I have worked out that the Hessian at two of the points are 
$$\begin{bmatrix}
aI_{n-1} & -v\\ 
-v^{T} & n-1 
\end{bmatrix}_{n\times n}$$
Where $I_{n-1}$ is the identity matrix of size $n-1$, $a=0,3$ and $v$ is an $n-1$-dimensional column vector 
$$v = \begin{bmatrix}
1\\ 
1\\ 
\vdots \\ 
1
\end{bmatrix}$$


*

*The solution to the problem states that the matrix is obviously indefinite for $a=0$. How is it obvious? Sylvester's criterion shows that it is not positive definite or negative definite, nothing more. The determinants of the n upper left matrices are all 0.
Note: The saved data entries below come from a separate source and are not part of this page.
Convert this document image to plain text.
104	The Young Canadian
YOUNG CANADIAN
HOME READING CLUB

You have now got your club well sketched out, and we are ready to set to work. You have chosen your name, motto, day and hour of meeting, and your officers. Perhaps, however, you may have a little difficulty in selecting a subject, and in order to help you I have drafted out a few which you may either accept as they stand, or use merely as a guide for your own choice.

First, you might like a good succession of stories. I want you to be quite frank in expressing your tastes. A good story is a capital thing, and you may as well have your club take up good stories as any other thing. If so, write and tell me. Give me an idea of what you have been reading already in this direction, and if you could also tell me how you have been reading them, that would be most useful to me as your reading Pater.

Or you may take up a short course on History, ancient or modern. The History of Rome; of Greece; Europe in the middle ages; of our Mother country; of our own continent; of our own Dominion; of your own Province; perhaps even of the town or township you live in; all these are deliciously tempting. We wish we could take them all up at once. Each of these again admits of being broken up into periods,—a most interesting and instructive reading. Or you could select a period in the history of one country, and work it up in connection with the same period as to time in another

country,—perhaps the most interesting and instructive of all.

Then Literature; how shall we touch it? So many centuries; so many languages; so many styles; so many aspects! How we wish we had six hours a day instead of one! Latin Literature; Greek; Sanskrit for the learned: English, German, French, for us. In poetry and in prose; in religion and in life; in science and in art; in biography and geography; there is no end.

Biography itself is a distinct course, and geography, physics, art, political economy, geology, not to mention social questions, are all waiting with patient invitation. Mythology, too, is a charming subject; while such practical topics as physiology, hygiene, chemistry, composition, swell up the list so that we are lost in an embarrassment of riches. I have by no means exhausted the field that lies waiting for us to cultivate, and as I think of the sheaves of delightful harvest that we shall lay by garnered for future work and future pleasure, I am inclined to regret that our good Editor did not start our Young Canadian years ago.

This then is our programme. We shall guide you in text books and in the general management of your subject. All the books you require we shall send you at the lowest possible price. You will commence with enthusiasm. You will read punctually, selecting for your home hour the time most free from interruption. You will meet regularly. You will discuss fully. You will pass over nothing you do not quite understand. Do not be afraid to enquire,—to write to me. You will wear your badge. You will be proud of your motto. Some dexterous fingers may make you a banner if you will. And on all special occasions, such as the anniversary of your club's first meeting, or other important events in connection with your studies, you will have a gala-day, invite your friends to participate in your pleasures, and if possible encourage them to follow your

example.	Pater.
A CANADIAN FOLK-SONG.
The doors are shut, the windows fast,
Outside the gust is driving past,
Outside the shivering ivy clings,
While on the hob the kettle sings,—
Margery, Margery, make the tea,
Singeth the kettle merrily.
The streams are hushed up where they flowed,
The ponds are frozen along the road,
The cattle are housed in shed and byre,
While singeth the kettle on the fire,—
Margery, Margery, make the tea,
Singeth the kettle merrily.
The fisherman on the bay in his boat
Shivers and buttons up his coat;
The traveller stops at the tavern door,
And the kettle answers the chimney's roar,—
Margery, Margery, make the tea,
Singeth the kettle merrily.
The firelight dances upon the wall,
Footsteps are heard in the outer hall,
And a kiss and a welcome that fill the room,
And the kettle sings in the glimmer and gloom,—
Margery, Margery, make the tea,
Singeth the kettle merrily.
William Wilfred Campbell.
*Also, the solution says that the Hessian is positive definite for $a=3$ due to the relation
$$
\begin{bmatrix}
I_{n-1} & 0\\ 
v^{T}/3 & 1
\end{bmatrix}
\begin{bmatrix}
3I_{n-1} & -v\\ 
-v^{T} & n-1
\end{bmatrix}\begin{bmatrix}
I_{n-1} & v/3\\ 
0 & 1
\end{bmatrix}=\begin{bmatrix}
3I_{n-1} & 0\\ 
0 & 2(n-1)/3
\end{bmatrix}
$$
What relation is this? Is there a toolset that can be used to help classify these types of matrices?
 A: For the second question, for $n\in \mathbb N \setminus \{1\}$ and any $a\in \mathbb R\setminus \{0\}$, we can use the Schur's complement. Under these assumptions, using the Schur's complement, the positive definiteness of the matrix $$
H=\begin{bmatrix} a I_{n-1} & v \\ v^T & n-1\end{bmatrix},$$
is equivalent to the positivity of  $n-1-\frac{v^Tv}{a}=n-1-\frac{{n-1}}{a}.$ This means that for any $a$ such that $a>\frac{{n-1}}{n-1}=1$. Of course, this implies that $a$ must be poisitve for the positive definiteness of the matrix $H$.  
By the way, using the given decomposition (related to $a=3$) in the solution of the question for $H$, you should be able to show the positive definiteness of this matrix through the standard definition. 
For the first question, for $n\in \mathbb N \setminus \{1\}$, we can also use the Schur's complement to say that $H$ is PD iff $aI_{n-1}-\frac{vv^T}{n-1}$ is PD. For $a=0$, we have $\frac{vv^T}{n-1}\succeq 0$, implying that $H$ is not PD for $a=0$. To show $-H$ is not PD, use the vector $[0,\dots,0, 1]^T$ and the definition. Consequently, $H$ and $-H$ are not PD, so the matrix $H$ is indefinite.